It appears that the idea was that people who were worried about penalties for evading fares on Melbourne public transport - particularly those lovely trams - would be able to contribute money ($19 per month) to an 'insurance' scheme, which would pay the fine for evaders who were caught by fare inspectors under the Transport (Compliance and Miscellaneous) Act 1983 (Vic).
One enthusiast claimed that "It's cheaper than buying tickets and has attracted around 1000 members since launching a couple of weeks ago". A proponent characterised the scheme as a fighting fund rather than insurance, with the comment "We will pay out all fines up to the limits of Tramsurance's income. Everyone has basically put money into a pool and then people claim their money out of it" and that "“We’re considering $19 per month. (But) to compare that, it’s $120 a month if you’re buying [the standard monthly ticket]”.
The state public transport authority (Public Transport Victoria) was unimpressed, arguing that the scheme was illegal because it incited consumers to break the law and that there were questions about whether the scheme could be made to work (eg would contributions be safeguarded and what would happen if the detection of a few evaders absorbed all of the contributions?).
There are arguably better ways to express discontent with ticket prices or the management of the public transport system than what seems to have initially promoted as an insurance scheme. One reason is that insurance in favour of an illegal act is in itself unviable. Australian law does not for example endorse insurance against loss of illegal drugs, failure of an assassination or an unsuccessful bank robbery. As a corollary it does not welcome insurance against imprisonment or fines imposed for criminal behaviour, eg if you are convicted for burglary you get to cash in at your insurer's expense.

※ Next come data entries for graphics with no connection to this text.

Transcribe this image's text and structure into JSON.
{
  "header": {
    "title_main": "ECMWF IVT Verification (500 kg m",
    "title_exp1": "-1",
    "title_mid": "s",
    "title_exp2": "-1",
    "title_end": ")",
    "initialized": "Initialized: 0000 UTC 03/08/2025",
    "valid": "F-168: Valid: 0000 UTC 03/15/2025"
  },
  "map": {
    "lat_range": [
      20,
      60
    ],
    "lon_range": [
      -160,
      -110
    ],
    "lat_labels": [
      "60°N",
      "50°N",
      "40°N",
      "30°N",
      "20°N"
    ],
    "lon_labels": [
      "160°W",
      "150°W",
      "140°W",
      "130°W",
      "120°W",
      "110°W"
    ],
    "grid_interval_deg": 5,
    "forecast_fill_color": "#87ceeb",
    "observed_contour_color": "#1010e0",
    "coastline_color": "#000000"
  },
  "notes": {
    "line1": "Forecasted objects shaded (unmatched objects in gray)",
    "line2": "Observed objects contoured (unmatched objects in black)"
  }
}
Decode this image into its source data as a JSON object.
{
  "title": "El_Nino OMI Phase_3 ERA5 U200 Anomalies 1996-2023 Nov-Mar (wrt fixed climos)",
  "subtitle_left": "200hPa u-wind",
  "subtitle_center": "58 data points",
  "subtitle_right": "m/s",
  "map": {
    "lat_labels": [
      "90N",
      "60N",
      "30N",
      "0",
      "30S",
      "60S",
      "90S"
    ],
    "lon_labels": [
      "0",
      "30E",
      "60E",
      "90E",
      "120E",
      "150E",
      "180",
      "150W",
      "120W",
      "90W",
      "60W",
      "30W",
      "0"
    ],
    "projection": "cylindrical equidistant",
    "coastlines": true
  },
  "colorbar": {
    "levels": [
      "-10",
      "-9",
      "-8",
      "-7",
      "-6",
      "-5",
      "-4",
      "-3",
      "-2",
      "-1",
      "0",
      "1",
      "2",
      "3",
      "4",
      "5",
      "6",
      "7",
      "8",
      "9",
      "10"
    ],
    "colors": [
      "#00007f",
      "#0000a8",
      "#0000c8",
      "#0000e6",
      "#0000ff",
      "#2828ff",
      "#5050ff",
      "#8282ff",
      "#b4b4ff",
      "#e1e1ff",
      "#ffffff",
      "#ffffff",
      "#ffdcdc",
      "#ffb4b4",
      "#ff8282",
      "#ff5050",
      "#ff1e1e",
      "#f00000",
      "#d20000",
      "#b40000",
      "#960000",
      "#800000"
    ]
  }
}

Another reason is that the operation of insurance schemes and financial services schemes involves compliance with national law, notably the Insurance Act 1983 (Cth). It is highly unlikely that APRA, the national regulator, is going to be enthusiastic about a scheme that centres on illegality and would be persuasively claimed by the Victorian Government as contrary to the public interest. There is no indication that the students have the expertise required for compliance with regulatory requirements for offering an 'insurance product' or more fundamentally that they would satisfy the capital requirements regarding insurance. The likelihood of gaining a licence under the Financial Services Reform Act 2001 (Cth) for Tramsurance as a financial service is equally dim. The Dario Fo financial model, however well-meant and irrespective of whether it was promoted at an entrepreneurship event, simply won't fly.
Tramsurance initially put on a brave face after receiving a 'cease & desist' letter from Public Transport Victoria. It stated that -
we're coming against some very strongly worded letters. Never fear - it'll take more than words to stop us. There is too much momentum and support behind us now. All we have at this stage is an idea, an idea that has become very popular very quickly for one reason. The Melbourne public is dissatisfied with with how public transport and Myki have been handled. Public Transport Victoria is threatening to litigate against us rather than address the concerns of those it represents.
We will not take down the site. That would be a little silly given that we haven't operated anything yet. Tramsurance started off as a simple experiment, but we can all agree that it's much more than that now. We are currently seeking legal advice to better understand the options open to us. Rest assured, the final version of Tramsurance will operate fully within the law. We will announce our decision tomorrow, when we are better informed. In the meantime, please don't fare evade. That's against the law.The organisers subsequently released an Open Letter that states
Tramsurance started only as an idea. Most people I know evade the fares every now and then. Why? Some didn’t want to endorse a system that didn’t represent them, but most just couldn’t afford to. It’s cheaper for them to pay the occasional fine than to pay for the fares. I understood that mathematically at least, Tramsurance could exist.
It is not just an idea any more. We were not surprised at the support for Tramsurance, though we didn’t expect it to explode like it did. This indicates how poorly the transport system has served its users. There would be no demand for Tramsurance if we were satisfied with the public transport in Melbourne. Demand has, of course, been explosive.
To address Public Transport Victoria’s statement we’ve publicized, we have no intention of breaking the law. Nor have we ever. We do not advocate fare evasion, even of a system whose fares are unaffordable to the more vulnerable members of society. It’s against the law. Don’t do it. We’ve outlined with our idea a simple possibility, and with that the failure of our government to meet the needs of its people.
Public Transport Victoria claims we are encouraging fare evasion. We have said we do not, repeatedly. Whether the proposed fund would encourage it is moot, but all we have is the proposal. We have not facilitated any transactions or written any code to do so. We don’t plan to either. Tramsurance is an idea that has simply illustrated the failings of our public transport system. It’s reprehensible that the government would rather threaten two 19 year olds than address the concerns of those it is supposed to represent.In May this year the PTV announced [PDF] that there had been a 16% increase in the number of tickets being checked, with 154,000 fines for ticketing offences (up 47% on the previous year) - "no longer a case of if you get caught, but rather when” - and "a substantial decrease in the tram fare evasion rate, down from 20.3 per cent in May 2011 to 13.3 per cent in May 2012".